Deneme,  Tarih,  Toplum

Kırımlı Münevver, İsmail Gaspıralı

Gür bir sesle haykırır Gaspıralı, “Dilde, fikirde, işte birlik.” diye…

Türk halkları arasında birlik ve beraberliğin sağlanması için yoğun ve hummalı bir çalışma içerisinde bulunur. Hayatı boyunca, oluşturulması elzem teşkil etmekte olan Türk birliğinin önemini anlatmak için büyük uğraşlar ve arayışlar içine girer. Henüz daha on altı yaşında iken, Girit adasında çıkan Rum isyanına karşı Osmanlı birliklerine katılmak üzere yakın bir dostu ile birlikte Moskova Harp Okulunu bırakıp, önce İstanbul’a oradan da Girit adasına geçmek üzere uzun ve meşakkatli bir yolculuğa çıkarlar. Henüz başkent İstanbul’a varmadan evvel son durak olan Odessa Limanında Rus askerler tarafından yakalanır ve İstanbul’a gidecek olan gemiye binmelerine izin verilmez. Yaşanan bu olayın sonrasında, Gaspıralı’nın Moskova Harp Okulu öğrenciliği sona erdirilir. Henüz on altı yaşında olan Gaspıralı’nın yaşamış olduğu bu büyük ve önemli olay, akabinde yaşanılacak olan zorlu ve meşakkatli hadiselerin bir habercisi niteliğindedir. Pekâlâ Gaspıralı kimdir? Nerelidir? Öncelikle bu suallere verilmesi gereken cevapları okuyucuya nakletmeden evvel bilinmesi gereken daha önemli bir meseleyi izah edelim. Bu milletin tarihi zaman cetvelinde geniş bir zaman dilimini kapsamaktadır. Bu milletin fertleri, cesur liderler önderliğinde doğudan batıya doğru uzanan geniş coğrafyalarda hakim sıfatıyla yüzyıllar boyu sürecek olan kudretli devletler kurmuşlardır. Süregelen bu zaman dilimi içerisinde muhtelif nedenlerden ötürü bu hakimiyet sona ermiş ve hatırlanmayı beklemek üzere tarihin tozlu sayfaları arasında yer tutmuştur. İşte, oluşan bu ahval sonrasında milli birlik ve beraberliğin sağlanması amacıyla yapılan mücadelelerin her biri ayrı bir öneme ve ilgiye layıktır.
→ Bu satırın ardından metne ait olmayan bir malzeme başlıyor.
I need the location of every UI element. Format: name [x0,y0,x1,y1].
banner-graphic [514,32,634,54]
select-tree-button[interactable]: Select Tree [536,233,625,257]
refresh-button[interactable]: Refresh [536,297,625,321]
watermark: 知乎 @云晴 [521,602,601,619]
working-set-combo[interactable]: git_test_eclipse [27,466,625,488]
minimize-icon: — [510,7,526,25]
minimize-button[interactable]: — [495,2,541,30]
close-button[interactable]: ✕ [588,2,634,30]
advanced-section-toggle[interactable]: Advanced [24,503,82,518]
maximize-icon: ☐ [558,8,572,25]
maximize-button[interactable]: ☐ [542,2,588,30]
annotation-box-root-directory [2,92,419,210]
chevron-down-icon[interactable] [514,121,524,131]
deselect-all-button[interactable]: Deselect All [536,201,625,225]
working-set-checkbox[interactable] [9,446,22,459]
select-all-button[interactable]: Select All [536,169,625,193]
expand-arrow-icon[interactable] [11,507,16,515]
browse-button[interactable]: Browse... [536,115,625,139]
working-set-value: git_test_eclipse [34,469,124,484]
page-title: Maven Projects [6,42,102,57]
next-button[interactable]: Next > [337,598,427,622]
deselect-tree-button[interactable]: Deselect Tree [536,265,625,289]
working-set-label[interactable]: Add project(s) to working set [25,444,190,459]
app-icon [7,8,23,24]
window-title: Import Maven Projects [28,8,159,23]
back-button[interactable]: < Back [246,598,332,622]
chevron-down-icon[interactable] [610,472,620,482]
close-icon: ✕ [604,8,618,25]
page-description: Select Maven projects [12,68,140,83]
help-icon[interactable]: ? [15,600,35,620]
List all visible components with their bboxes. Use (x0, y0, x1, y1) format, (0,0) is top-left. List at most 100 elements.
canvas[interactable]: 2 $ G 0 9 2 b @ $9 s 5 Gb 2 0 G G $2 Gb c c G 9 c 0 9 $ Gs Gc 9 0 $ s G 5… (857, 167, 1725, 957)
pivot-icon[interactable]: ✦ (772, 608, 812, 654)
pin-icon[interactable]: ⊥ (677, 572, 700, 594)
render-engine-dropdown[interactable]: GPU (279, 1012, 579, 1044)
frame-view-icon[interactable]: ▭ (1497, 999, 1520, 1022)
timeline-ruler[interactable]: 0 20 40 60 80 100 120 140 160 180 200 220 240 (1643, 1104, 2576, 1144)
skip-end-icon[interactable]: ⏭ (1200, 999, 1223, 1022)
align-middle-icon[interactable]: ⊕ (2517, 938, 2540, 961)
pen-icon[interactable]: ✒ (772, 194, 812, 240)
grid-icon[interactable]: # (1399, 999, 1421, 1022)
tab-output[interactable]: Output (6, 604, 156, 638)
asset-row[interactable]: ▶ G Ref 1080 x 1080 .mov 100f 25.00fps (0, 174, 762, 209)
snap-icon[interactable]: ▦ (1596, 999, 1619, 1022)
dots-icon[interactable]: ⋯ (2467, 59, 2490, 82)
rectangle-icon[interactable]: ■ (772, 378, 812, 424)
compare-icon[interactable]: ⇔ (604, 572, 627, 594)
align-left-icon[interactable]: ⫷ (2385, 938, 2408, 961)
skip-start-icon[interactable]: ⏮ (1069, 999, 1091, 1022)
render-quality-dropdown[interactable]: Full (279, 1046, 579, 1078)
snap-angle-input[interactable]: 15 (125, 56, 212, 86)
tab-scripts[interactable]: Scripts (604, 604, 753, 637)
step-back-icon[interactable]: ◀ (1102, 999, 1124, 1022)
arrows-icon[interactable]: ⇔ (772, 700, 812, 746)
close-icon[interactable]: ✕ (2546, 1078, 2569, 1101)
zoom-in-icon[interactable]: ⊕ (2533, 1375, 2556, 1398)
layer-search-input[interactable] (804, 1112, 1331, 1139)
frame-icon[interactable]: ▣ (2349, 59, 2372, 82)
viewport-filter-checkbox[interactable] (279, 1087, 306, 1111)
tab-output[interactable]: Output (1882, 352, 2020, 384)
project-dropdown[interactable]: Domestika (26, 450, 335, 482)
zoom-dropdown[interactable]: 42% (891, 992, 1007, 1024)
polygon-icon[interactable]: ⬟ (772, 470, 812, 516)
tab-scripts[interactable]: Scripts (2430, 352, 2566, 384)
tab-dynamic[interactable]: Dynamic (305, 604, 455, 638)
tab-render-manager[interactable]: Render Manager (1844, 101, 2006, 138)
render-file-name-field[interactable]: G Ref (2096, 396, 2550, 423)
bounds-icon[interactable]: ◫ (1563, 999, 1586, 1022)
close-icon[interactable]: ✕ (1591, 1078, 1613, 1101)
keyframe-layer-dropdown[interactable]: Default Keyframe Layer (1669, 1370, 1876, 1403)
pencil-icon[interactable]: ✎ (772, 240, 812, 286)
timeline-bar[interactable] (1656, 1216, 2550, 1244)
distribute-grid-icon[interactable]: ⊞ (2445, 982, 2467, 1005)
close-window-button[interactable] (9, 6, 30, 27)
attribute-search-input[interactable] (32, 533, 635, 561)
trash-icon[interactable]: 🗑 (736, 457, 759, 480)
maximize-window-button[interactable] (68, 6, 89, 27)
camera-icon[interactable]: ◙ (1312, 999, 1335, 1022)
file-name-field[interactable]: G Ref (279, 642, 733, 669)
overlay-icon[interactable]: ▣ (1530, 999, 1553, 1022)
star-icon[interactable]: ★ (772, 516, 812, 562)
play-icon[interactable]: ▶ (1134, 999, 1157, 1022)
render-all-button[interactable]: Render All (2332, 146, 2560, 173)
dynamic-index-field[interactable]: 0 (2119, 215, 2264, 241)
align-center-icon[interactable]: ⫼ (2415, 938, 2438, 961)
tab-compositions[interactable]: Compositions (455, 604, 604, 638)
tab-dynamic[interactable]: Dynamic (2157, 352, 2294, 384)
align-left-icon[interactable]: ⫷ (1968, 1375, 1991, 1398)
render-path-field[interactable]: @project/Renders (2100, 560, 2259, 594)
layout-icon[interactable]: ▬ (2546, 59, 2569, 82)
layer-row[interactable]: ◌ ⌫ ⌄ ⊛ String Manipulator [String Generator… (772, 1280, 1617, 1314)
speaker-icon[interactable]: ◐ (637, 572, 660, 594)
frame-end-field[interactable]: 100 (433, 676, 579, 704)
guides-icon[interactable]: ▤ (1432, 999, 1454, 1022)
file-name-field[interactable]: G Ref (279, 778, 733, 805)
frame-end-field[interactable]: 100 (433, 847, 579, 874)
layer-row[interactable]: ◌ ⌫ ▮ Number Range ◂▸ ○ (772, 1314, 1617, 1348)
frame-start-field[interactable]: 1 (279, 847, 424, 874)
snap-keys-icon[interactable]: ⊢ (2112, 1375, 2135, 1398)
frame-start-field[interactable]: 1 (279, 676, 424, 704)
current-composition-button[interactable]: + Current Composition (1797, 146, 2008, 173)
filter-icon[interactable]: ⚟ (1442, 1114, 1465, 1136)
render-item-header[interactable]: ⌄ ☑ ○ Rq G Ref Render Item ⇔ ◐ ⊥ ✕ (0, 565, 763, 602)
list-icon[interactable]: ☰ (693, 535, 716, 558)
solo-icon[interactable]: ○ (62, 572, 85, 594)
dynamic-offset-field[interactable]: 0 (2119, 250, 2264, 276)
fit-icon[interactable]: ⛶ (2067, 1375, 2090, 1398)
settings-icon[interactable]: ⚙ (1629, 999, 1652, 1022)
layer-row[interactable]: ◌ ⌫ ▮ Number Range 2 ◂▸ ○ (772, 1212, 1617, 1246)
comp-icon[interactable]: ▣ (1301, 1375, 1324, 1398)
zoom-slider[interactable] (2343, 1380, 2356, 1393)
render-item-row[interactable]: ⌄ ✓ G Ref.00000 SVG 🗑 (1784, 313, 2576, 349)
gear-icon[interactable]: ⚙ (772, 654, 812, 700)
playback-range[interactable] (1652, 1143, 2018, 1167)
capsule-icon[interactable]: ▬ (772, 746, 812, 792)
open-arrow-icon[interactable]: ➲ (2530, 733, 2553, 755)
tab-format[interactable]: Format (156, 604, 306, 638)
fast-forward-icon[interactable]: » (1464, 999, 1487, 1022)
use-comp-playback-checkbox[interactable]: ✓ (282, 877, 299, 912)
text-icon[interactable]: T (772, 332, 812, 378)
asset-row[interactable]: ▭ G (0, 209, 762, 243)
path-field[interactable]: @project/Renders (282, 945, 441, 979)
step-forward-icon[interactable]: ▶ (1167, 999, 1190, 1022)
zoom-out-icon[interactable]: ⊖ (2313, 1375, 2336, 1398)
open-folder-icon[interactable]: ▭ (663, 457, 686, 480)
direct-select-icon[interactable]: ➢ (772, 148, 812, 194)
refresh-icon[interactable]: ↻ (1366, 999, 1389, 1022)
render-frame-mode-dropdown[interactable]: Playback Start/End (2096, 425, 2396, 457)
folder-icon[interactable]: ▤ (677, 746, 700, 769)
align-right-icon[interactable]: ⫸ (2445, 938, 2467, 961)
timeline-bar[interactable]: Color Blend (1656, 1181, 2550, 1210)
Dahası milli istikbalin bekası ve istiklalinin daimi olması için çözümler arayan, bu çözümlerin hayata geçirilmesi adına girişimlerde bulunan, yaşanılan bu olaylar sırasında çeşitli zorluklara aldırış etmeden katlanan ve göğüs geren milli kahramanların bu cemiyet tarafından, gayeleri ile birlikte tanınması elzem bir nitelik teşkil etmektedir. İşte bu bu milli kahramanlardan bir tanesi, Kırımlı İsmail Gaspıralı Bey’dir.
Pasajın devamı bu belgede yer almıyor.